Sostenere che gli edifici che compongono il paesaggio in cui viviamo sono “brutti” vuole dire ammettere che non ci riconosciamo nella società di cui quegli edifici sono lo specchio. Il che non è certamente un problema da poco, perché riguarda il giudizio complessivo sull’esito della nostra storia recente, ma non è un problema relegabile alla sola architettura. In altre parole, il rischio che si corre a seguire il ragionamento di Serra, è quello di separare le categorie di “bruttezza e bellezza” dai referenti a cui esse sono legate e, di isolarle in un luogo autonomo (le riviste patinate? Le case viste nelle pubblicità? Gli studi di architettura? Che Dio ci scampi!). Il problema della “bruttezza” esiste, e Serra fa bene a ricordarlo. Ma questa bruttezza è il sintomo di un problema di identificazione e proiezione collettiva di una società – e delle tanti componenti da cui è fatta – nei valori che gli spazi e le architetture incarnano.»
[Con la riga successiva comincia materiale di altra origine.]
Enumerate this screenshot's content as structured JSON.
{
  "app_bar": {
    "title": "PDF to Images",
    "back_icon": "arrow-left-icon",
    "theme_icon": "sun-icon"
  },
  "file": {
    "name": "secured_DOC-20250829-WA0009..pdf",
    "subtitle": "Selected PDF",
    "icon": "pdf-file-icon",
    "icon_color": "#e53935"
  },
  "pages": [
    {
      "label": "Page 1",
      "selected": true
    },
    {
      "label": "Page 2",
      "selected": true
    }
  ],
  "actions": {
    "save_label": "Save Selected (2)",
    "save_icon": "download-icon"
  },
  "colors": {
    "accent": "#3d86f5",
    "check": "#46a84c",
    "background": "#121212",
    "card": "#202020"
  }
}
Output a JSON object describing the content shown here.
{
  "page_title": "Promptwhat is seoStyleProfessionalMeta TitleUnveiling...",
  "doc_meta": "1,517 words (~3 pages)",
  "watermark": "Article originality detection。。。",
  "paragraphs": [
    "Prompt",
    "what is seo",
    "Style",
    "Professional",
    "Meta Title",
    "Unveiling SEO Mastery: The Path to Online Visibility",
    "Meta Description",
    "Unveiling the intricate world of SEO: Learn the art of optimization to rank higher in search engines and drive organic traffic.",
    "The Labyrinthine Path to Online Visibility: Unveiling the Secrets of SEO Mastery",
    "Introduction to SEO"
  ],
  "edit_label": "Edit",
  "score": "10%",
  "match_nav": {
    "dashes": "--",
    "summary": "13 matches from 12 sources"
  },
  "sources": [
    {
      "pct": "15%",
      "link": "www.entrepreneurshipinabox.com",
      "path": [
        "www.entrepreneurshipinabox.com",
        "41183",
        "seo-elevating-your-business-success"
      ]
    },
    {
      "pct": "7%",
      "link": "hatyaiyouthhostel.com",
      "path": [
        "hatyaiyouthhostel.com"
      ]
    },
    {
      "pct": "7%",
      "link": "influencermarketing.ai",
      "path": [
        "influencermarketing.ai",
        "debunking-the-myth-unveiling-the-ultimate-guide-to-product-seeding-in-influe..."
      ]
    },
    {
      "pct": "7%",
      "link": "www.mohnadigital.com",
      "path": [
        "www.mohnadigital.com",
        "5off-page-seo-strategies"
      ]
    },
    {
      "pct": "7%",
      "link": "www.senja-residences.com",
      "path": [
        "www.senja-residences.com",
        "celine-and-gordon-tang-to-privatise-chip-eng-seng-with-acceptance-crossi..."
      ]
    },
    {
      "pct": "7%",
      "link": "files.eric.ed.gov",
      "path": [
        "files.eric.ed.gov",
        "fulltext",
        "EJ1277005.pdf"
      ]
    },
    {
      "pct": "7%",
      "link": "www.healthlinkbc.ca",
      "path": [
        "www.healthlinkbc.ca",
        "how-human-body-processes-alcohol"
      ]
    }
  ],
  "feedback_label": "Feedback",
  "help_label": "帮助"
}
Gli architetti Robert Venturi, Denise Scott Brown e Steven Izenour nell’ormai  lontano 1972 pubblicarono un libro destinato a diventare un classico, uno dei libri di teoria dell’architettura più influenti del ventesimo secolo: Imparare da Las Vegas (Learning from Las Vegas, Quodlibet, 2010). «Il libro è diventato un classico perché indaga le modalità secondo le quali la città contemporanea si sviluppa disordinatamente sulla spinta del commercio e del divertimento introducendo il concetto di sprawl. In questo senso Las Vegas diventa il paradigma non solo della città americana, ma di tutte le città dei paesi capitalisti.» (da Wikipedia)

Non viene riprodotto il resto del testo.